The second new program focuses on education and was coordinated by Debra Sorcinelli and Anita Eliason, co-chairs of the education committee. They launched the program with classes on how to use Facebook and social media to promote a business, and additional programs are being planned for the coming year.
Sorcinelli went into business in 1982 under the moniker It’s A Girl’s Thing. The Agawam entrepreneur began selling handcrafted silver jewelry, then switched to fashion jewelry, before she joined WBOA four years ago.
The timing was perfect; her jewelry business was successful, but she wanted to make a change and needed inspiration, which she found in the group.
“I have gone to other groups that are all about networking, where everyone wants to sell you something; but WBOA isn’t like that,” she said.
Sorcinelli became a member of the board of directors soon after she joined, and last year she closed her jewelry business and launched a new venture called Social Sorc.

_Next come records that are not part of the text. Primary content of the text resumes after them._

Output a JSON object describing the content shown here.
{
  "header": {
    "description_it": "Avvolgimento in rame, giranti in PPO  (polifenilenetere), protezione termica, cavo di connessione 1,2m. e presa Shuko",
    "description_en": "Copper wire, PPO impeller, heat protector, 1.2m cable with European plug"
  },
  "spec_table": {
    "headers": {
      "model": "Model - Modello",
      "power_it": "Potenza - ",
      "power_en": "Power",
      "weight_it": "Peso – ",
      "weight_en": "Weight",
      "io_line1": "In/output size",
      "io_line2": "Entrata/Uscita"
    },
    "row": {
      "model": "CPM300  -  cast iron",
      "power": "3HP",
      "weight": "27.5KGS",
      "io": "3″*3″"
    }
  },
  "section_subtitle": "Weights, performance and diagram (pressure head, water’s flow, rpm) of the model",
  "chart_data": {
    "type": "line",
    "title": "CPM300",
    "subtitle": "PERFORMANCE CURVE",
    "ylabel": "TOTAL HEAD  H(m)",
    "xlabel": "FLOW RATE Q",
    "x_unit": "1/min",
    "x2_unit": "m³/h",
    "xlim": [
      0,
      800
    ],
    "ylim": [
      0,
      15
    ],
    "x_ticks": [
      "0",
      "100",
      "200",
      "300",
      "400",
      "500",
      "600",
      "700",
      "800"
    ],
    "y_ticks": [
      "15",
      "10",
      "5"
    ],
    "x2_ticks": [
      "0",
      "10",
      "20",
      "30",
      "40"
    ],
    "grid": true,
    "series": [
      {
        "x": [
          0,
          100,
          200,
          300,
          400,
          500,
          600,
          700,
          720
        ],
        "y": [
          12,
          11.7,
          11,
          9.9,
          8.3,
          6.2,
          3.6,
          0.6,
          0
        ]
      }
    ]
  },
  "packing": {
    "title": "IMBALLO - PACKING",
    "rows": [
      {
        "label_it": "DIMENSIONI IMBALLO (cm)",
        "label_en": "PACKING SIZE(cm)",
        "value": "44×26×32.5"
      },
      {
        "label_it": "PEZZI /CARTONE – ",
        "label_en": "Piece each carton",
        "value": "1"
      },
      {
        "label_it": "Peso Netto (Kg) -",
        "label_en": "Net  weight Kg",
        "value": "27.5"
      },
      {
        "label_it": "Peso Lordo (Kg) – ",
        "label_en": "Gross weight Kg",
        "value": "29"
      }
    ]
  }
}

Today, she specializes in teaching individuals and small-business owners how to use Facebook and social media, and although WBOA has not added to her customer base, it has put her in touch with women who have business skills she wanted to learn.
“I have heard wonderful stories that were really inspiring, and the group allowed me to meet women who were more than willing to share their business secrets and contacts,” she noted. “We have all grown together.”
Sorcinelli also initiated change, and with help from co-chairs Kim Chagnon and Eileen Jerome, the After-5 events were born.
She told Business West that members have opportunities to speak about their businesses at these gatherings, which is ideal, as many have not done this in public, and the group is always supportive.
Sorcinelli has continued to be active in WBOA, and in 2015 she was feted with its Spirit Award at the annual Business Woman of the Year Celebration, in part for her work in helping women build connections with each other.
She says the old axiom that states “the people you surround yourself with determine your success” has been proven true with this group. Other women have supported her, and she has shared her own knowledge, which has included collaborating with members who wanted to use social media to promote their events.
Woolf told BusinessWest she was intimidated by social media before she joined WBOA, especially since it was a new marketing platform when she first heard about it. But after a member shared her own experiences with LinkedIn, Woolf gained the confidence to go home and set up a profile on the site.
“I have received a lot of free advice,” she said.
But she has also given back during annual roundtable events in which members give 10-minute presentations in their field of expertise.
Astley has also found WBOA highly beneficial. The sole proprietor does voiceovers via her business, Beverly Ann’s Voice, spends many hours alone in her studio, and finds the meetings inspirational both personally and professionally.
“You feel comfortable talking about personal things while you discuss your business in this group,” Astley said. “WBOA hasn’t enhanced my business directly, but it has given me a lot more confidence.”
Astley says every female entrepreneur should attend at least one WBOA meeting. “It’s a really good place to land,” she said.
Woolf agrees and says membership has provided her with priceless benefits.
“It’s an extraordinary organization, and my business has gone gangbusters. I am experiencing steady growth and wrapping up the best year I ever had, and WBOA has been a big part of that,” she said.
That’s a testimonial — one you hear often — that speaks highly of this group that caters to female professionals and provides them with a level of comfort they have not been able to find anywhere else.